Silas Kpanan’Ayoung Siakor – Director of the Sustainable Development Institute: Liberian environmentalist and winner of the 2006 Goldman Environmental Prize, for his revealing of illegal logging in Liberia and its connection to the civil war which led to export sanctions from the United Nations Security Council.
Juliana Rotich – Co-Founder and Executive Director of Ushahidi Inc: Co-Founder of Ushahidi, a web based reporting system that utilizes crowdsourced data to formulate visual map information of a crisis on a real-time basis. She was named one of the Top 100 women by the Guardian newspaper and top 2 women in Technology 2011, and Social Entrepreneur of the year 2011 by The World Economic Forum.

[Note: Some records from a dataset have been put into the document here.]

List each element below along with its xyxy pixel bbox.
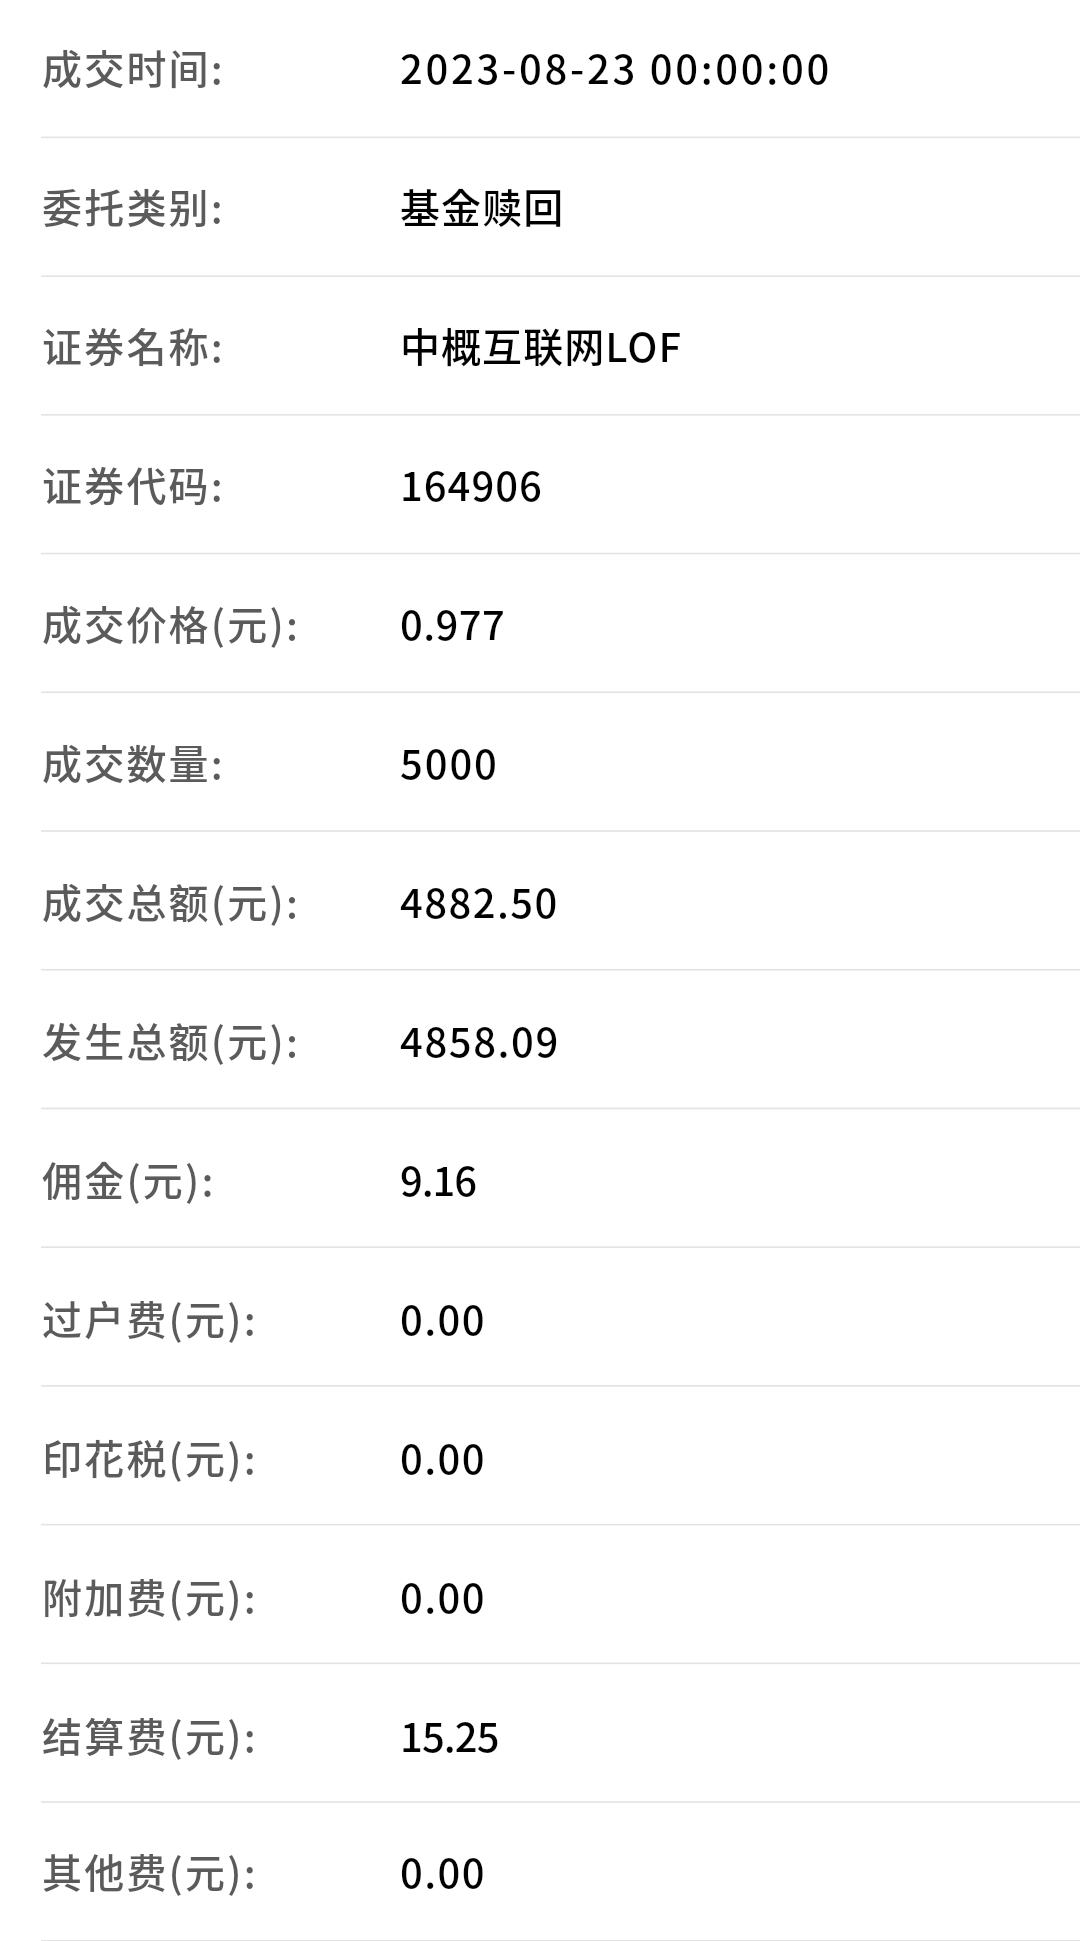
staticText: 发生总额(元): [42, 1011, 300, 1069]
button[interactable]: 成交价格(元): [0, 556, 1080, 695]
button[interactable]: 成交数量: [0, 695, 1080, 834]
button[interactable]: 其他费(元): [0, 1807, 1080, 1941]
staticText: 0.00 [400, 1567, 487, 1625]
staticText: 15.25 [400, 1706, 499, 1764]
button[interactable]: 发生总额(元): [0, 973, 1080, 1112]
button[interactable]: 成交总额(元): [0, 834, 1080, 973]
staticText: 佣金(元): [42, 1150, 216, 1208]
staticText: 5000 [400, 733, 499, 791]
button[interactable]: 附加费(元): [0, 1529, 1080, 1668]
staticText: 成交数量: [42, 733, 225, 791]
staticText: 成交价格(元): [42, 594, 300, 652]
staticText: 其他费(元): [42, 1842, 258, 1900]
staticText: 中概互联网LOF [400, 316, 683, 374]
staticText: 成交总额(元): [42, 872, 300, 930]
staticText: 证券代码: [42, 455, 225, 513]
staticText: 结算费(元): [42, 1706, 258, 1764]
staticText: 4882.50 [400, 872, 559, 930]
staticText: 2023-08-23 00:00:00 [400, 38, 832, 96]
staticText: 证券名称: [42, 316, 225, 374]
staticText: 过户费(元): [42, 1289, 258, 1347]
button[interactable]: 委托类别: [0, 139, 1080, 278]
button[interactable]: 证券名称: [0, 278, 1080, 417]
staticText: 基金赎回 [400, 177, 565, 235]
button[interactable]: 印花税(元): [0, 1390, 1080, 1529]
button[interactable]: 过户费(元): [0, 1251, 1080, 1390]
staticText: 0.977 [400, 594, 506, 652]
button[interactable]: 证券代码: [0, 417, 1080, 556]
staticText: 0.00 [400, 1289, 487, 1347]
staticText: 附加费(元): [42, 1567, 258, 1625]
staticText: 0.00 [400, 1842, 487, 1900]
staticText: 9.16 [400, 1150, 476, 1208]
button[interactable]: 佣金(元): [0, 1112, 1080, 1251]
staticText: 印花税(元): [42, 1428, 258, 1486]
button[interactable]: 结算费(元): [0, 1668, 1080, 1807]
staticText: 0.00 [400, 1428, 487, 1486]
staticText: 4858.09 [400, 1011, 560, 1069]
other: 成交明细 [0, 0, 1080, 1941]
button[interactable]: 成交时间: [0, 0, 1080, 139]
staticText: 164906 [400, 455, 543, 513]
staticText: 成交时间: [42, 38, 225, 96]
staticText: 委托类别: [42, 177, 225, 235]
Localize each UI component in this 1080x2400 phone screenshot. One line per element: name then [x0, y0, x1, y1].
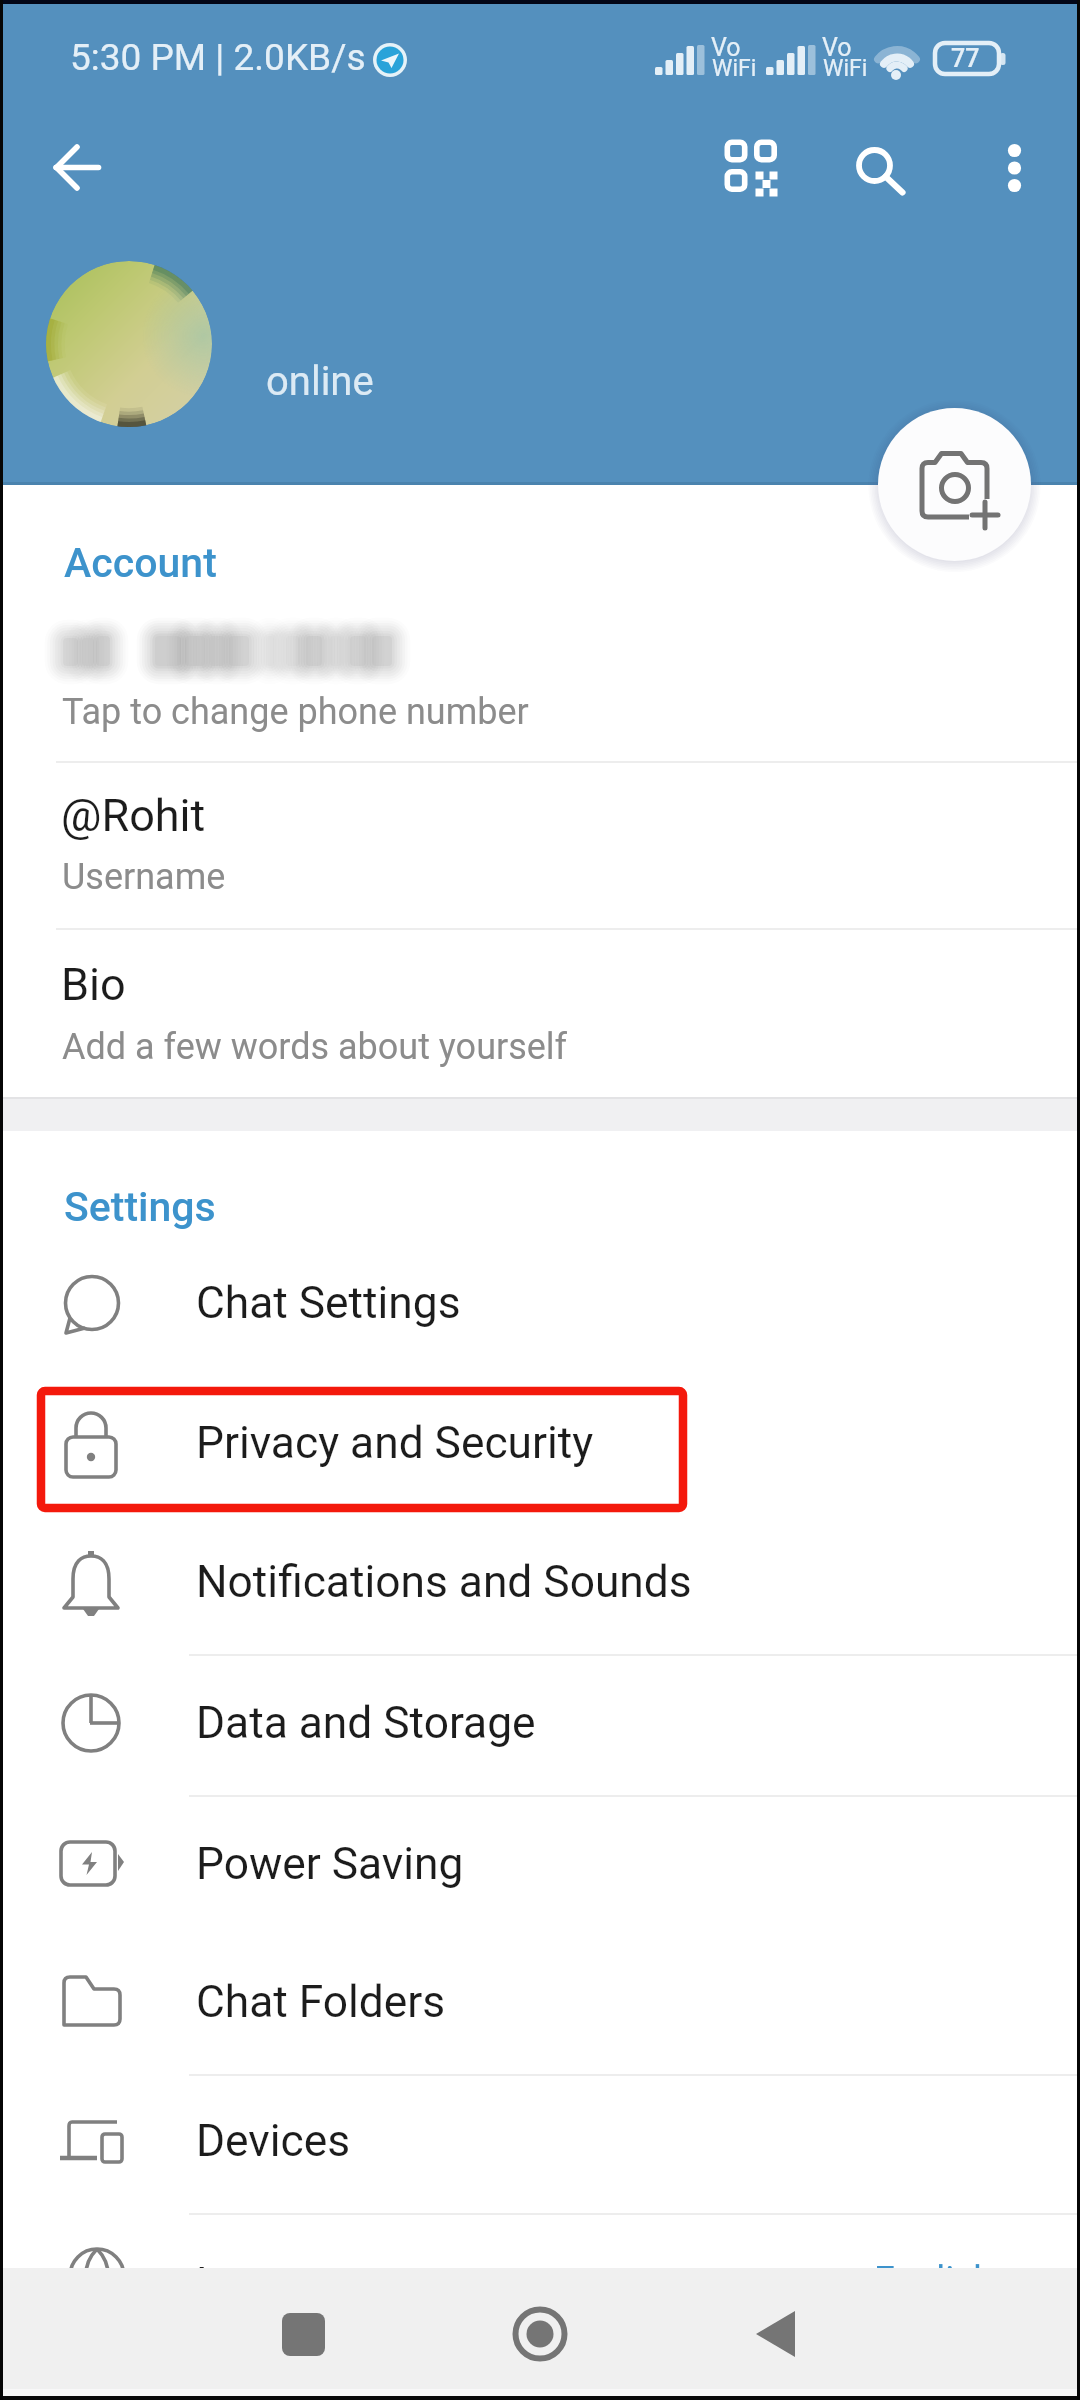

Aruna Roy – Political and Social Activist: Founder of the Indian Mazdoor Kisan Shakti Sangathan (MKSS, the “Workers and Peasants Strength Union”) and the National Campaign for Peoples Right to Information (NCPRI) which led to the enactment of the Right to Information Act in 2005. Emerged among Time Magazine’s 100 most influential people in the world in 2011.
Rakesh R. Rajani – Founder & Head of Twaweza: Rajani has co-founded and served as the first executive director of two other organizations in Tanzania—HakiElimu, the country’s leading education advocacy organization and the Kuleana Center for Children’s Rights. He has also served as a consultant on international development for the Hewlett Foundation, Google.org, the Bill & Melinda Gates Foundation, the Ford Foundation’s Office for East Africa, and UNICEF, among others.
Tawakkol Karman – Nobel Peace Prize Laureate, President of Women Journalists Without Chains: Winner of the Nobel Peace Prize in 2011 in recognition of her work in nonviolent struggle for the safety of women and for women’s rights to full participation in peace-building work in Yemen. Upon being awarded the prize, Tawakkol became the first Yemeni, the first Arab woman, and the second Muslim woman to win a Nobel Peace Prize, as well as the youngest Nobel Peace Laureate to date, at the age of 32.